In 2012 Jo's Cervical Cancer Trust commissioned a survey to measure awareness around cervical cancer symptoms. We know that levels of symptoms awareness are low as a separate piece of research by the charity in 2012 showed that 70% of women who had cervical cancer and experienced symptoms were not aware that they indicated cervical cancer. Of the different symptoms, 70% of women experienced abnormal bleeding and almost 40% experienced unusual or unpleasant discharge. As well as understanding how aware of cervical cancer symptoms women are, the chairty also wanted to understand, whether and how quickly, women would take action when experiencing symptoms of cervical cancer.
All figures, unless otherwise stated, are taken from YouGov Plc. Total sample size was 2,669 women aged 18+. Fieldwork was undertaken between 3 and 6 December 2012 and was carried out online.
Key findings include:
- 79% of women said they would see a doctor for a cold that lasted more than 3 weeks, compared to only 50% if they bled outside of a period
- 53% of women would delay going to the doctor if they thought something might be wrong with their body, to see if it got any better or worse
- Over 1 in 3 women surveyed would put off going to the doctor if they felt something was wrong to see if it got any better or worse
- 1 in 5 women have experienced bleeding in between periods; pain or discomfort during sex; or unusual or unpleasant vaginal discharge.

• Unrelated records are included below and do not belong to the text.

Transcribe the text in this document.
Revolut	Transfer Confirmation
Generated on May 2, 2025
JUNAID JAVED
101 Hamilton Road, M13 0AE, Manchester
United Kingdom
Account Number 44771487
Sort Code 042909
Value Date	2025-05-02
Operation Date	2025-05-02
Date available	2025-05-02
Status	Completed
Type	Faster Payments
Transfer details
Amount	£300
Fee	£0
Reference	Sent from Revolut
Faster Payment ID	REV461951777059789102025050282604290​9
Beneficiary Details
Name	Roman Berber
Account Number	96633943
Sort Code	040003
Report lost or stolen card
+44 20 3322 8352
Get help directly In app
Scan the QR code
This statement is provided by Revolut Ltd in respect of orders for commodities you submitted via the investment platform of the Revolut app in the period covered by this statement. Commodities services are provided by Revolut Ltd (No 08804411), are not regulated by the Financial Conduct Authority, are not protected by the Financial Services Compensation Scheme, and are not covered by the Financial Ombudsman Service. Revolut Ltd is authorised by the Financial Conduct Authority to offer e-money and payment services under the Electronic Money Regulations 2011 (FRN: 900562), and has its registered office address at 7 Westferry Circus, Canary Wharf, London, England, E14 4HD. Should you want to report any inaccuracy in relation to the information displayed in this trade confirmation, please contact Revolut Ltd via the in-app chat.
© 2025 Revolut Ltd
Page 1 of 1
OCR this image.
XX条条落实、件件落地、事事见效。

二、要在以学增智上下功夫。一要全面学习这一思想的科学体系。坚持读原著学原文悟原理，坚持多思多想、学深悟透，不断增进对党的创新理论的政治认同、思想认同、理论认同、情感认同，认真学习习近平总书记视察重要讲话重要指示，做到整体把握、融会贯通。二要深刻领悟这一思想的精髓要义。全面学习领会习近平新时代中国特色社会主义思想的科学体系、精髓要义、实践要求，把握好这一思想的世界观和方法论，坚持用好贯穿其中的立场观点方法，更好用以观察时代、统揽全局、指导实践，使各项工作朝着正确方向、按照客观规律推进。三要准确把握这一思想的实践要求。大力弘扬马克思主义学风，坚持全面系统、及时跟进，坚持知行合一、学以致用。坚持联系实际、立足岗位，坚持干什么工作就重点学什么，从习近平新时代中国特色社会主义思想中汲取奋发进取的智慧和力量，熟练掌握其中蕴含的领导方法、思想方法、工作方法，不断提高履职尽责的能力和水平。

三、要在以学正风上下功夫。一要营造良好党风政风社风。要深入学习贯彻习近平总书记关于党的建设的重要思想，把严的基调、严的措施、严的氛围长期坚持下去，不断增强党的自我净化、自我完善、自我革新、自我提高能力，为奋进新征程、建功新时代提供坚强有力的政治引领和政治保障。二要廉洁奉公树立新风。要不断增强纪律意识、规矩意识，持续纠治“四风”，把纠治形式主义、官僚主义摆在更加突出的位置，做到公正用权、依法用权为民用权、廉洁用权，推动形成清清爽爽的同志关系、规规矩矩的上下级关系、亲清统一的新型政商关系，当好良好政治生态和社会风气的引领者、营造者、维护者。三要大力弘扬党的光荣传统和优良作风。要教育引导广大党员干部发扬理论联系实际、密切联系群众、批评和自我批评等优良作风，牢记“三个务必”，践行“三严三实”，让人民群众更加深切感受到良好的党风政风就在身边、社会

Over 1 in 3 did nothing when last experiencing these symptoms
- 63% of women were not aware that post menopausal bleeding is a symptom of cervical cancer
- Over half (52%) of women do not know bleeding during or after sex is a symptom of cervical cancer
Every day in the UK eight women are diagnosed and nearly three women die from the disease. Early detection is key to improving survival rates and quality of life. Jo's Cervical Cancer Trust aims to make the public fully aware of all the symptoms of the disease as well as encourage women to feel confident enough to visit their doctor if they notice anything unusual with their body. Similarly, we are asking medical professionals to make their patients aware of the symptoms through face to face contact and by displaying our awareness materials.